Find a number

**ABCDEFGHIJ** such that

**A** is the count of how many 0's are in the number,

**B** is the number of 1's, and so on.

(*Taken from http://einstein.et.tudelft.nl/~arlet/puzzles/logic.html*)

(In reply to

Puzzle Solution by K Sengupta)

We know that there are only two possible values it can take. If this number was one, then the only possible location for the eight is in the first spot, which would suggest that there are eight zeros.
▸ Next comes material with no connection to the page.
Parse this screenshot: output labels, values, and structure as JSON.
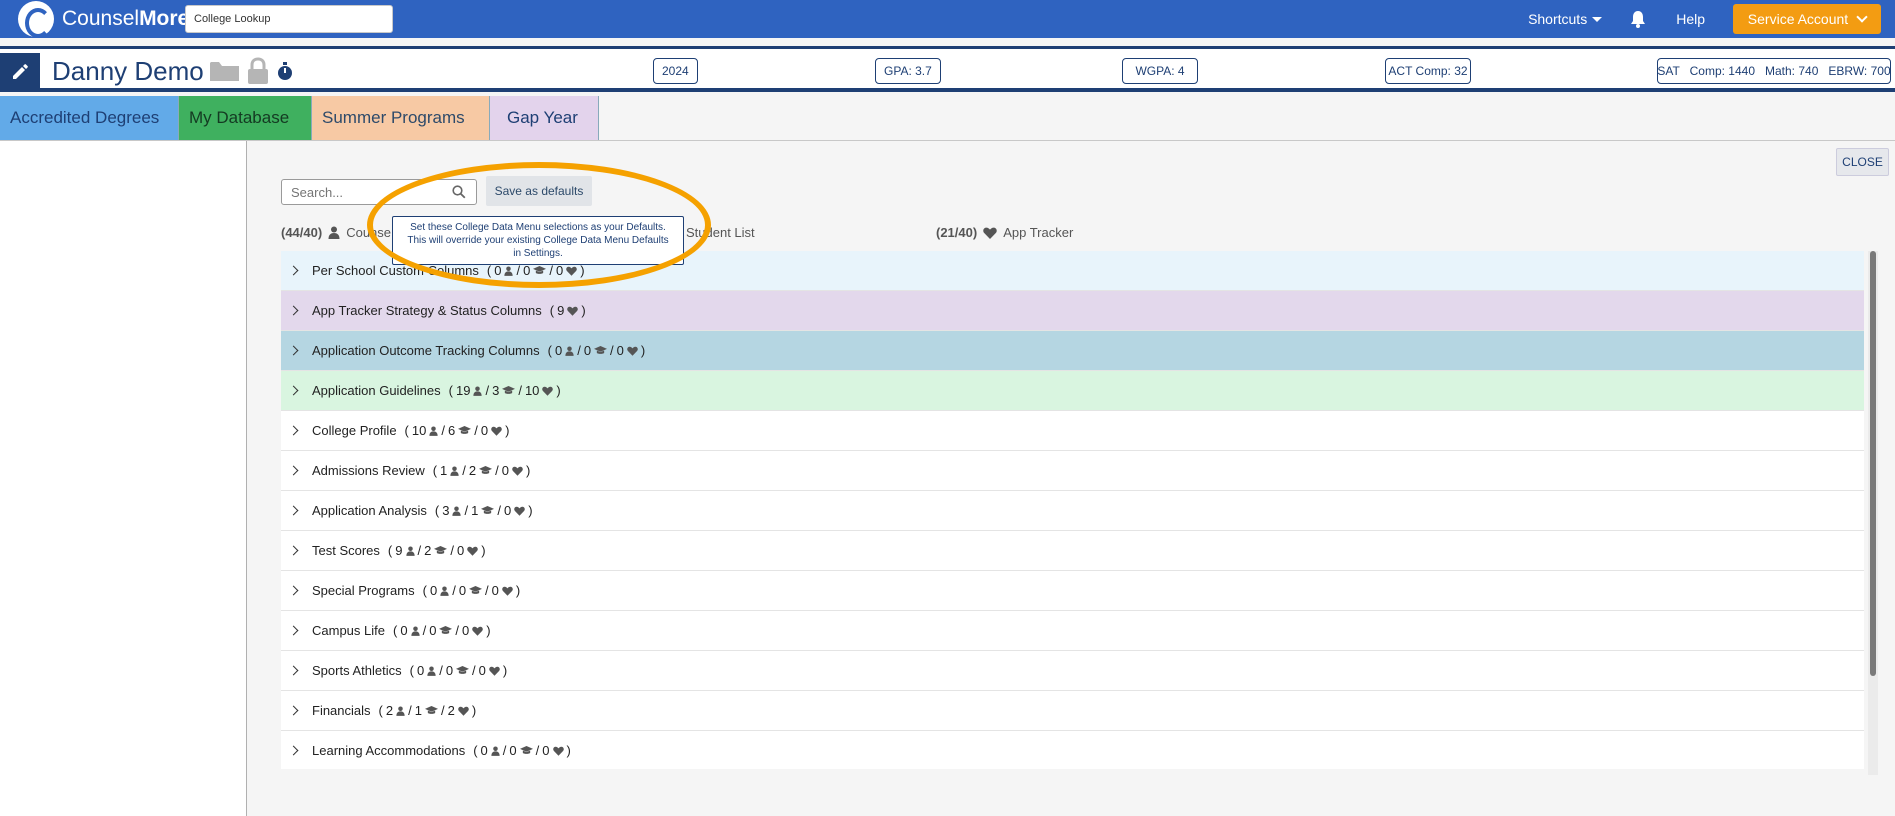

As there are seven spots left, we can satisfy the eight zeros,

8000000010

but now there is also a one in the number, and as there are no more spots available, the one cannot be accounted for. Therefore, the second last digit must be a zero. We can now look at the seven's digit.

_______x00

Again, there are only two possibilities. If this number was one,

then the only possible location for the seven is in the zeros spot.

7______100

Again, the only logical places to put the extra five zeros are in

all of the positions except for the ones position (since we already

have a one).

7_00000100

Unfortunately, this condition cannot be satisfied because a one in

the one's position gives us two ones, while a two in the ones

position is false. Thus, the sevens digit must be a zero and we can continue onto the six's digit.

______x000

Again, there are only two possibilities. If this number was one,

then the only possible location for the six is in the zeros spot.

6_____1000

Before the zeros are placed, consider the number of ones. A one in the ones position was a one, then it will be false, therefore the digit must be two or more. A value of three is impossible since 6+3+1*3 > 10, therefore the ones digit must be a two. Furthermore, to satisfy the condition that three of the remaining four positions are zeros, the two's digit must be a one.

This leaves us with one possible answer of:

6210001000

*Edited on ***April 10, 2007, 2:10 pm**